Mais voilà, exposé à un tel remous identitaire le voyageur tente de façon enfantine de se rassurer en gardant sur lui, en tous lieux, les traces matérielles de sa vie là bas dans l’autre Ville : clés de son appartement voire de son véhicule, cartes de crédits, papiers attestant de sa protection sociale, de son identité, de son droit à conduire un véhicule, tous documents importants pour lui. S’ajouteront dans le sac les clés du nouveau home trouvé dans la ville étrangère, du véhicule emprunté, voire billets d’avion de retour. Autrement dit la vie dans le sac.

A Naples, voler peut être un art, enseigné de père en fils, la ville est pauvre et les codes d’honneur sont en vigueur dans la pratique de ceux qui volent pour vivre. Une certaine communauté de pratique également. Tel qui vous aura vu retirer de l’argent à un distributeur préviendra un comparse posté dans la rue suivante que vous emprunterez lequel vous dérobera votre sac presque sans heurts au moment où vous ne l’attendrez pas. A Naples, on ne vole que les étrangers, les seuls d’ailleurs à avoir de l’argent, à se promener avec un sac. L’habileté est souvent extrême, c’est une profession, il y a des règles, une technique sûre.

Il n’est pas envisageable que le visiteur étranger puisse éviter le vol d’un sac, d’ailleurs passer son temps à le surveiller serait gâcher le temps consacré au voyage. Pourquoi alors ne pas laisser à l’hôtel bijoux, sac, pochettes, et tous ces objets et documents qui garantissent l’identité dans l’autre ville mais sont lors de la promenade dans la ville si inutilement encombrants et dangereusement exposés.
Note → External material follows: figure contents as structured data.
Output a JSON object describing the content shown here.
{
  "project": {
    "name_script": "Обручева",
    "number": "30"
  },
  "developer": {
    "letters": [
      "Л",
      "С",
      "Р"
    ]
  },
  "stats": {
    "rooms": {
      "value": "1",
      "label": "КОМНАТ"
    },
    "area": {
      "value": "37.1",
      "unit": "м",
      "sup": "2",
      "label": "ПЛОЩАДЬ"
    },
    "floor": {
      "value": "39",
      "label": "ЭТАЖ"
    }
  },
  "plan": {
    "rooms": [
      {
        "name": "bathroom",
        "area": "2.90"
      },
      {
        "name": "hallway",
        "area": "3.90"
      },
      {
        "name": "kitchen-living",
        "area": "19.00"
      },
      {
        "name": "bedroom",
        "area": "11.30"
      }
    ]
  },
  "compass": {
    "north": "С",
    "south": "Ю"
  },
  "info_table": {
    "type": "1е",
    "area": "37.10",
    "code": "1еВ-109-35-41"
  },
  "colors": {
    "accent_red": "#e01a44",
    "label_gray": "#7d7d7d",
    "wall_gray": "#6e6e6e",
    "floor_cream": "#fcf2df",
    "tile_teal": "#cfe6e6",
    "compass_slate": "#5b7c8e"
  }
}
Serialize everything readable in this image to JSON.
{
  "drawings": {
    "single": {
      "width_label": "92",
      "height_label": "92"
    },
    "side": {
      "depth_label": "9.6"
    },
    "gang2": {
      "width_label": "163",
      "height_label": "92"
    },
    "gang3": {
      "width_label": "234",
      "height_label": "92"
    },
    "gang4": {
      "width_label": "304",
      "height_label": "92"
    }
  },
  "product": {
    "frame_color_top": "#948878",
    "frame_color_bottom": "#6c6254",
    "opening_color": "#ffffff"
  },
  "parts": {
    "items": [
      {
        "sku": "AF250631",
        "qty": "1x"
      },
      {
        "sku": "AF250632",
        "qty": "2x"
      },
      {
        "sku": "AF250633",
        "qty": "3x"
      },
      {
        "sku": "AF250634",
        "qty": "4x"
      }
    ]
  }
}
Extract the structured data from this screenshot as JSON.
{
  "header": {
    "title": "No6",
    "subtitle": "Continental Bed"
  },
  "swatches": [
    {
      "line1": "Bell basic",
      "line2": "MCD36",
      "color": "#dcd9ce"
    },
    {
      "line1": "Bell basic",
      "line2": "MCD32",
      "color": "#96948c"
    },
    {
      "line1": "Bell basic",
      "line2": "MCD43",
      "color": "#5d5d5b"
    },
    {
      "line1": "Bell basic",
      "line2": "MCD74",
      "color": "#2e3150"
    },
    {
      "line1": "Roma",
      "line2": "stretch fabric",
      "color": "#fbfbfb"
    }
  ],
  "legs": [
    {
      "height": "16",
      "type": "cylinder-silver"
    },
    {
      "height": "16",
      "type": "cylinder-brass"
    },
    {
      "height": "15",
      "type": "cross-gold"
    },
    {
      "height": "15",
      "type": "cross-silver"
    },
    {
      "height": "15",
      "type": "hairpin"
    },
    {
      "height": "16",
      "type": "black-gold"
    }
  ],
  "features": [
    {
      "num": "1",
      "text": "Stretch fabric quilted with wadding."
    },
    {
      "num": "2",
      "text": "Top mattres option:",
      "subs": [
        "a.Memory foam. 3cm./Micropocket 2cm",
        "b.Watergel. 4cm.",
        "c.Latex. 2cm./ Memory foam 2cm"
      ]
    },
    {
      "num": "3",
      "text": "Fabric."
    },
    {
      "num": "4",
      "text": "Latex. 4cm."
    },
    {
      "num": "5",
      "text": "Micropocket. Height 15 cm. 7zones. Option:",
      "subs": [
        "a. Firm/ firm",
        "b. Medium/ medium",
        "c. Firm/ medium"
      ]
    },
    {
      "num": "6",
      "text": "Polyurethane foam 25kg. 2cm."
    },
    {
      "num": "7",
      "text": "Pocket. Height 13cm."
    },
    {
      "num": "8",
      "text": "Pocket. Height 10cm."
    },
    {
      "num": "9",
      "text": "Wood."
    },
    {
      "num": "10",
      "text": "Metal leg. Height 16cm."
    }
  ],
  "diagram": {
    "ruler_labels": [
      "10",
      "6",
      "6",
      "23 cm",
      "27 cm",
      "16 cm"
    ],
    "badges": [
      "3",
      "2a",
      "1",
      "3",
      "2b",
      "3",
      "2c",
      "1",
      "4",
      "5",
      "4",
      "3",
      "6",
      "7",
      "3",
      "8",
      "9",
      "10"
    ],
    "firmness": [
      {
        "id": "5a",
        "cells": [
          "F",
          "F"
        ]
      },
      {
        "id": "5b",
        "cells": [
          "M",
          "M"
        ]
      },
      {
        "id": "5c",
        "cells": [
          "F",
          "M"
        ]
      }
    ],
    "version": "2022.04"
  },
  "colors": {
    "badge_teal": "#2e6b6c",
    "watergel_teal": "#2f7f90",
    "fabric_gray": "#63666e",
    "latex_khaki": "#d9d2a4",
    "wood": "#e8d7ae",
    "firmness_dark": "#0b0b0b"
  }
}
Ne pourrait on imaginer que le voyageur de passage dans l’hôtel déléguerait au lieu qui va l’héberger la fonction de gardien de ces objets du moi et pourrait ainsi vivre librement et sans crainte, au hasard de sa rêverie et de ses désirs éveillés, son errance dans la ville, sa vibration harmonique, la rencontre avec l’humanité chaleureuse et démunie qui la peuple ?

Ne rien avoir d’important sur soi fait appréhender la liberté vraie du voyage.